Né en 1949 à Lubumbashi (ex-Elisabethville), dans l’actuelle République démocratique du Congo, Kanyana est arrivé en Suisse en 1975 pour des études de doctorat en relations internationales au Graduate Institute in International Relations. Aujourd’hui, après avoir dirigé pendant près de vingt ans la revue très critique Regards Africains, il est depuis 2001 le secrétaire-général du CRAN-Carrefour de réflexion et d’action contre le racisme anti-Noir, premier mouvement Noir créé en Suisse, et il dirige l’UPAF-Université populaire africaine, première expérience en Europe.

Jean-David Pantet

Comment le passé colonial continue-t-il de façonner la Suisse d’aujourd’hui?

À travers le prisme du racisme structurel et d’une «culture du déni» qui tend à invisibiliser les vécus, cette rencontre interroge l’héritage colonial et ses effets concrets sur les personnes racisées en Suisse.

Jean-David Pantet Tshibamba est un activiste social engagé depuis le milieu des années 2010 pour les droits des personnes afro-descendantes en Suisse. Titulaire de diplômes en science politique (Université de Lausanne) et en études africaines (Université de Genève), il est cofondateur de l’Institut UPYA, un think tank dédié aux dynamiques africaines et diasporiques, ainsi que du Mouvement pour la Diversité dans les Institutions Suisses (MDIS), qui milite pour une représentation plus équitable des minorités, en particulier afro-descendantes, au sein des institutions publiques et politiques helvétiques.

Fabio Rossinelli

Comment étudier le rôle de l’État suisse dans l’impérialisme?

La recherche historique et les musées ont souligné récemment la participation des milieux privés de la Suisse aux réalités impériales et coloniales du passé. L’économie comme la mission y étaient présentes. Mais qu’en est-il du rôle de l’État? Comment les milieux publics du pays y ont participé?

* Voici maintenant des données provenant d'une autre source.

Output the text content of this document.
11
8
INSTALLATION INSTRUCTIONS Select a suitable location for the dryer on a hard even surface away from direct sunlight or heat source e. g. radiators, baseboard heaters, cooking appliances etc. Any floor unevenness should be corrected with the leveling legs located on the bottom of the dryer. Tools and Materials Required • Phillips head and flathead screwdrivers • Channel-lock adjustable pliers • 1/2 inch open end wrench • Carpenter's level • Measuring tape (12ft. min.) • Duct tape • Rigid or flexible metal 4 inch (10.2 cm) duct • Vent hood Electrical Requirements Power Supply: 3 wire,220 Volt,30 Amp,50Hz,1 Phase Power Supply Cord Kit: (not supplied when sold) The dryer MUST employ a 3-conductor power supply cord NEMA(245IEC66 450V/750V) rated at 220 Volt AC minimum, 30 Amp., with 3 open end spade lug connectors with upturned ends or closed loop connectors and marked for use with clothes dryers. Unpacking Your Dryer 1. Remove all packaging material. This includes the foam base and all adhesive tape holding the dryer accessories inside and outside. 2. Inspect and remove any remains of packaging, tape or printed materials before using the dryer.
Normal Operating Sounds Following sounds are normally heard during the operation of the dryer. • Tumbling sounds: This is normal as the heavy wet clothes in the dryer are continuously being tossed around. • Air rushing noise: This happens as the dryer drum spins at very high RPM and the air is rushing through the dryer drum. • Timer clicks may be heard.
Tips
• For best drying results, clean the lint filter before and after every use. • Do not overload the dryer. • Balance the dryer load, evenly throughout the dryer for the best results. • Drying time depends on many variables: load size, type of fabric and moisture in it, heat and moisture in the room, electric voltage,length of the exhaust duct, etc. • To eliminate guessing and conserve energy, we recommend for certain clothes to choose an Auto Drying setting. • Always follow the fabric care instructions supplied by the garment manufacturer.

Docteur en histoire contemporaine, Fabio Rossinelli enseigne et travaille dans différentes universités en Suisse romande, dont celles de Genève et Fribourg. Il est spécialiste d’histoire globale et impériale, avec une focale sur l’intégration suisse dans ce contexte au 19e siècle.

Marilyn Umurungi

Plus qu’une simple histoire d’enfant

Quel est le rapport entre l'Histoire de Babar et le racisme colonial? Comment les manuels scolaires véhiculent-ils les stéréotypes? En tant que «bibliothèque vivante», Marilyn Umurungi raconte comment les images et les idées coloniales ont perduré jusqu’au 20e siècle dans les livres pour enfants en Suisse.

Marilyn Umurungi est commissaire d’exposition, créatrice d’art et de culture. Dans son travail de médiation culturelle et artistique, elle s’intéresse aux mécanismes d’inclusion et d’exclusion dans le contexte historique et culturel de l’Europe et de la Suisse – souvent dans le contexte de mouvements sociaux ou de la culture populaire. Elle était co-commissaire de l’exposition «Colonialisme. Une Suisse impliquée» au Landesmuseum Zürich.

L'exposition

Dès le 16e siècle, des citoyens et des entreprises helvétiques entretiennent des liens étroits avec le système colonial. Quelques firmes suisses ainsi que des individus prennent part à la traite transatlantique, exploitent des personnes esclavisées et font fortune grâce au commerce de produits coloniaux. Des Suisses et des Suissesses partent comme missionnaires à travers le globe. D'autres, mus par la pauvreté ou la soif d'aventure, s'engagent comme mercenaires dans les armées européennes, lesquelles enchaînent les conquêtes territoriales et écrasent la résistance de peuples autochtones. Les universités de Zurich et de Genève enseignent et diffusent des thèses racistes qui connaissent une résonance internationale et servent à légitimer le système colonial.

Se basant sur les tout derniers résultats de la recherche avec, à l'appui, de nombreux objets, œuvres d'art, photographies et documents d'archives, l'exposition offre pour la première fois en Suisse romande, une vue d'ensemble de l'histoire des liens coloniaux de la Suisse. En prise directe avec l'actualité, elle s'interroge par ailleurs sur la signification de l'héritage colonial en Suisse aujourd'hui.